Abraham Lincoln, Vampire Hunter Book Review

When I saw Seth Grahame-Smith’s first book in Borders (oh how I miss that store), Pride and Prejudice and Zombies, I didn’t know what to think about it.  When I saw this second book, Abraham Lincoln: Vampire Hunter, in stores, I thought it as downright blasphemous.  Why would anyone mess with the cultural sanctity of classic literature, much less the historical sanctity of one of the most famous and inspiring political figures in our history?Then, I heard that this second book would become a movie, and I had a hand slap to the forehead moment.  What was my generation thinking?  Then I saw the trailer.It. was. awesome.

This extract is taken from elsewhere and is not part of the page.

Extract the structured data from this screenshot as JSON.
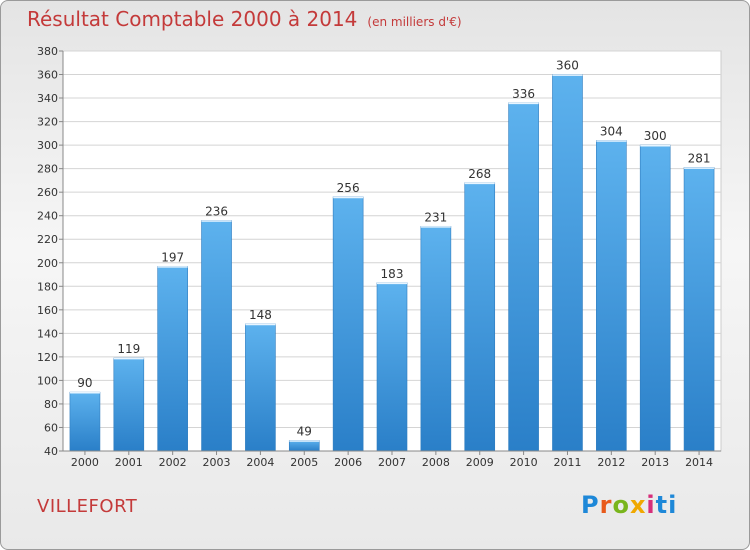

Now, I’ve always had a thing for the supernatural, vampires in particular.  And no, it didn’t start with Twilight.  It started with Interview with a Vampire and Buffy the Vampire Slayer.  Perhaps it was growing up in New Orleans that somehow inoculated me with this fascination for the creatures of the night.  Perhaps it’s just something in my own personality that draws me in.  Perhaps it’s their infamous charm that I just can’t resist.

I’m one of those people who like to read the book before seeing the movie, especially if I should expect some gory scene within the story.  My husband had the book on his Kindle, so I decided to read it during my birthday week.

I finished it in three days.  Each part took me all of two hours to read it.  And I don’t consider myself a fast reader.

The book has vampirism through out the story, as well as a very accurate portrayal of the real Abraham Lincoln’s life.  Grahame-Smith did his homework.  One small detail that I thoroughly enjoyed was how he mapped the history of our country.  I tend to see our history spread out, but did you know that the 16th president was only born a little over 30 years after the Declaration of Independence?  The author has a gift of feeding fantasy with fact.

The book honestly makes me want to learn more about Lincoln’s life.  Taking the vampire aspect out of it still portrays a very strong, intellectual man with a very tragic life.  It brought a reality to the Civil War as well, as the deaths were very real and very gruesome, even though they weren’t really fighting vampires.

Tomorrow I am going to see the movie (I wrote this book review the night I finished the book, so I wouldn’t get the two reviews mixed up.).  The author wrote the movie screenplay so I hope I won’t be disappointed.   I noticed there were characters in the movie that did not show up in the book, so I’m looking forward to seeing how everything will play out in the movie.